When I read my Bible, just one page before Peter's first, second, and third denial of Christ, he's confidently proclaiming before Christ Himself, "Lord, I am ready to go with you both to prison and to death" (Luke 22:33).
And within a day he's afraid to speak the name of Jesus before a little girl (v. 56)? If Peter, "the rock," is vulnerable to falling on the sword of his strength, then guess what? I am, too. And so are you.
So instead of looking for our weaknesses and then searching for the best self-help Christian book or blog post to overcome them, a different tactic might be needed in the battle against sin and self. For instance, as women, what are some of our more natural strengths?
- The propensity to be relational.
- The ability to multitask.
- The innate desire to nurture.
- Mama-bear love for our children.
- The desire to be attractive to our husbands or potential husbands.
Yet when perusing that list, it doesn't take long to see how any one of those strengths can become the pit of our destruction:
- When our ability to be "relational" invites intimacy where it doesn't belong.
- When we multitask ourselves out of giving undivided attention to our spouse or family members.
- When our desire to nurture becomes a people-pleasing monster.
- When Mama-bear raises sons who are incapable of taking care of themselves.
- When our desire to be outwardly attractive becomes a bondage to beauty in the form of obsession, eating disorders, and discontent.
These are characteristics that are God-given and wonderful, but we are also playing with fire. As quickly as we become enveloped in its warmth, it can become all-consuming.

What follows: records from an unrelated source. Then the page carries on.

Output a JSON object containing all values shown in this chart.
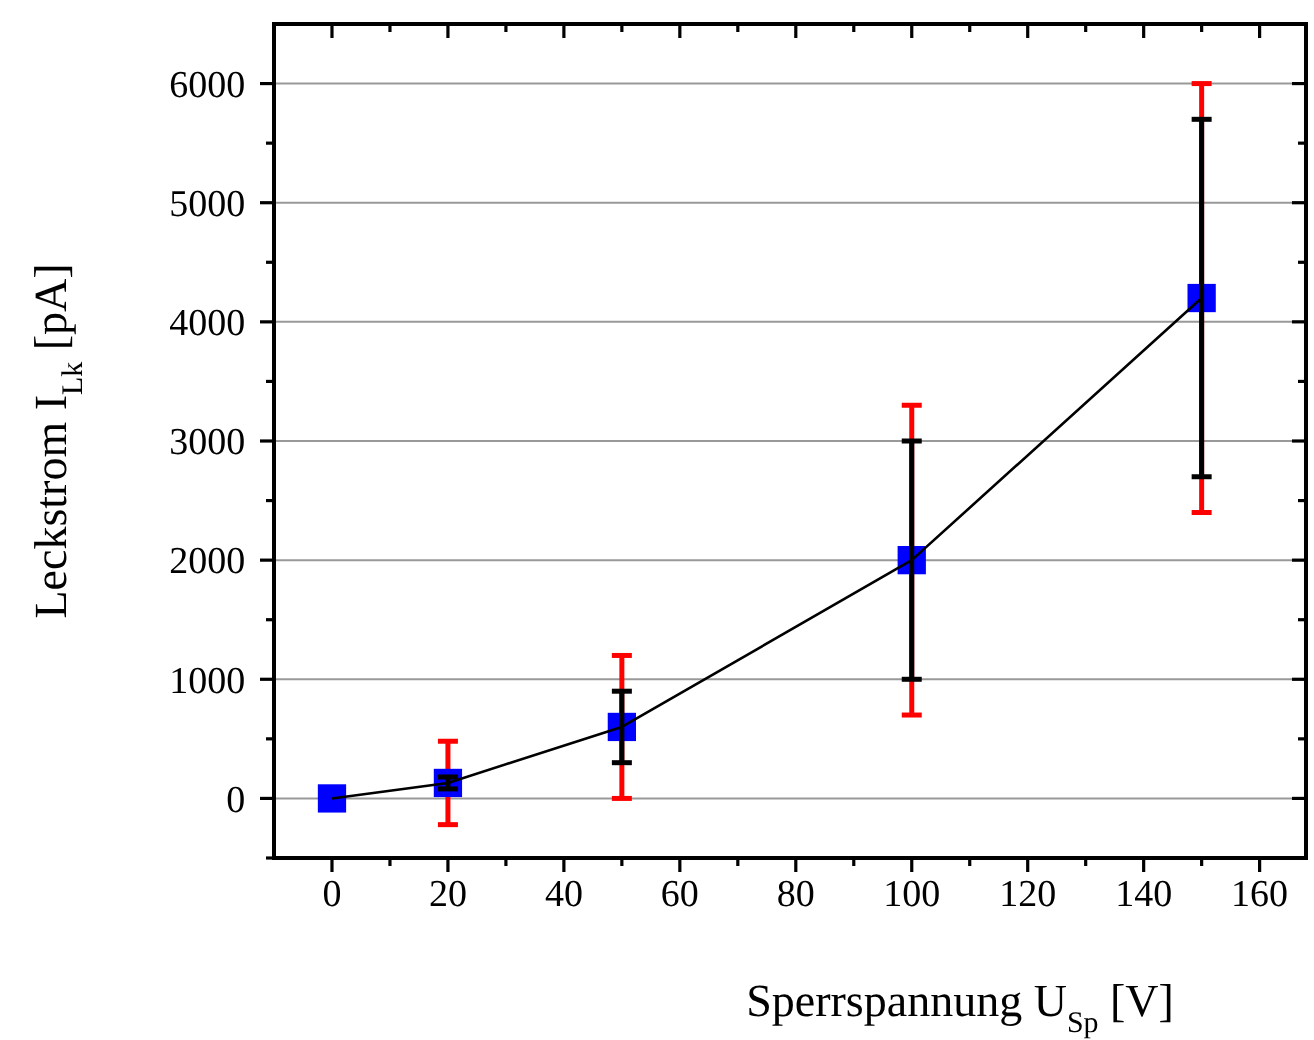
{
  "chart_data": {
    "type": "line",
    "xlabel": "Sperrspannung U$_{Sp}$ [V]",
    "ylabel": "Leckstrom I$_{Lk}$ [pA]",
    "x": [
      0,
      20,
      50,
      100,
      150
    ],
    "series": [
      {
        "type": "scatter",
        "marker": "square",
        "color": "#ff0000",
        "colors": [
          "#0000ff",
          "#0000ff",
          "#0000ff",
          "#0000ff",
          "#0000ff"
        ],
        "values": [
          0,
          130,
          600,
          2000,
          4200
        ],
        "errors": [
          null,
          350,
          600,
          1300,
          1800
        ]
      },
      {
        "marker": "none",
        "color": "#000000",
        "values": [
          0,
          130,
          600,
          2000,
          4200
        ],
        "errors": [
          null,
          50,
          300,
          1000,
          1500
        ]
      }
    ],
    "xlim": [
      -10,
      168
    ],
    "ylim": [
      -500,
      6500
    ],
    "xticks": [
      0,
      {
        "value": 10,
        "label": null
      },
      20,
      {
        "value": 30,
        "label": null
      },
      40,
      {
        "value": 50,
        "label": null
      },
      60,
      {
        "value": 70,
        "label": null
      },
      80,
      {
        "value": 90,
        "label": null
      },
      100,
      {
        "value": 110,
        "label": null
      },
      120,
      {
        "value": 130,
        "label": null
      },
      140,
      {
        "value": 150,
        "label": null
      },
      160
    ],
    "yticks": [
      {
        "value": -500,
        "label": null
      },
      0,
      {
        "value": 500,
        "label": null
      },
      1000,
      {
        "value": 1500,
        "label": null
      },
      2000,
      {
        "value": 2500,
        "label": null
      },
      3000,
      {
        "value": 3500,
        "label": null
      },
      4000,
      {
        "value": 4500,
        "label": null
      },
      5000,
      {
        "value": 5500,
        "label": null
      },
      6000
    ],
    "grid": "y",
    "line_style": "solid"
  }
}
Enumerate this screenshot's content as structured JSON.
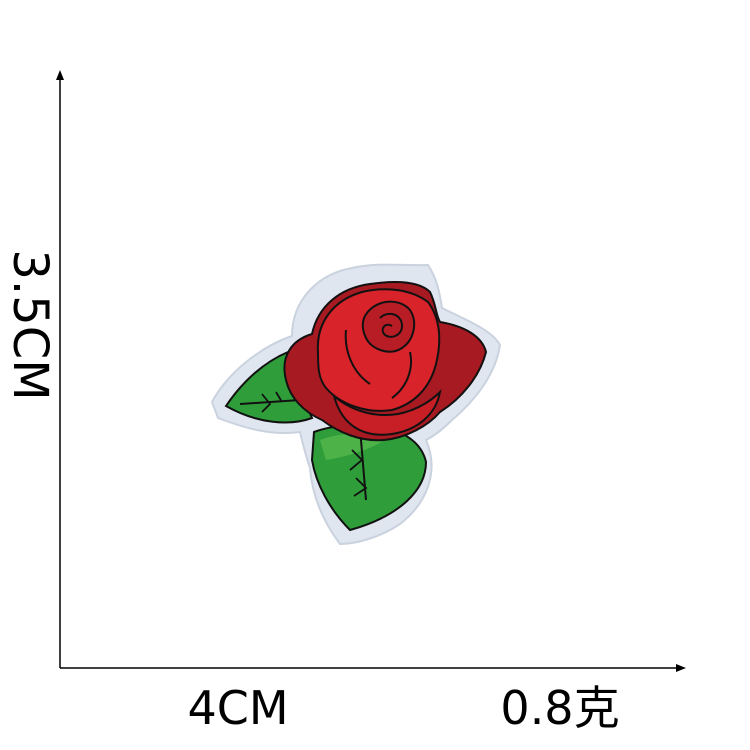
{
  "dimensions": {
    "height": "3.5CM",
    "width": "4CM",
    "weight": "0.8克"
  },
  "product": {
    "subject": "embroidered-rose-patch"
  },
  "colors": {
    "background": "#ffffff",
    "axis": "#000000",
    "felt_backing": "#dfe6ef",
    "petal_red": "#d8232a",
    "petal_dark": "#a81a22",
    "leaf_green": "#2f9e3a",
    "leaf_light": "#55b84c",
    "outline": "#111111"
  }
}
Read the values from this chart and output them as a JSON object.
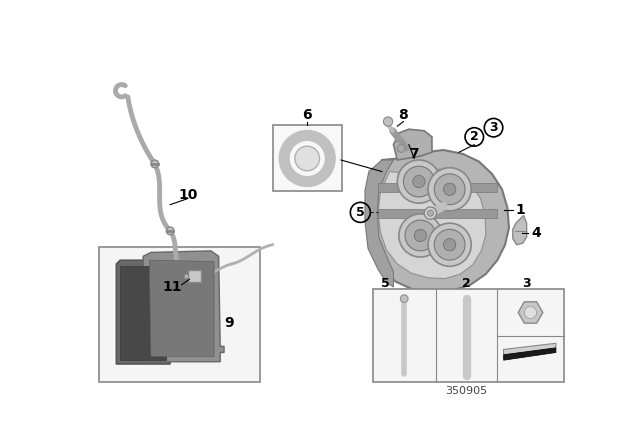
{
  "background_color": "#ffffff",
  "part_number": "350905",
  "caliper_color": "#b0b0b0",
  "caliper_edge": "#787878",
  "caliper_dark": "#888888",
  "caliper_light": "#cccccc",
  "pad_dark": "#555555",
  "pad_mid": "#777777",
  "pad_light": "#999999",
  "line_color": "#aaaaaa",
  "box_edge": "#888888"
}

On an individual level, admittedly, it can be hard to pinpoint our own greatest asset, so I asked my husband the other night, "What do you see as my biggest area of strength?" After a long pause (a little too long for my comfort, frankly!), he said, "Probably your ability to communicate or your desire to do what's right." Both good things, correct? But both areas in which I need to exercise great caution.
I need to acknowledge that my words can slice and dice as aptly as they can build and encourage. I need to make sure that my desire to do what is "right" in my eyes is not done at the expense of my husband's leadership. These are tricky issues and fine lines, but ones which we cannot ignore.
Beware of the Undercurrent
In My Utmost for His Highest, Oswald Chambers summed it up this way:
We are apt to say, "It is not at all likely that having been through the greatest crisis of my life I would now turn back to the things of the world." Do not try to predict where the temptation will come; it is the least likely thing that is the real danger. It is in the aftermath of a great spiritual event that the least likely things begin to have an effect. They may not be forceful and dominant, but they are there. And if you are not careful to be forewarned, they will trip you.
You have remained true to God under great and intense trials—now beware of the undercurrent. Do not be abnormally examining your inner self, looking forward with dread, but stay alert; keep your memory sharp before God. Unguarded strength is actually a double weakness, because that is where the least likely temptations will be effective in sapping strength. The Bible characters stumbled over their strong points, never their weak ones.
"…kept by the power of God…"—that is the only safety (1 Peter 1:5).
Never say never, dear sister in Christ. Beware, but do not be afraid. Be guarded; stay alert.
How about you? What do you think is your greatest strength, and how might that be used to your detriment? What would others say about you? Ask someone today, and make it a matter of prayer going forward.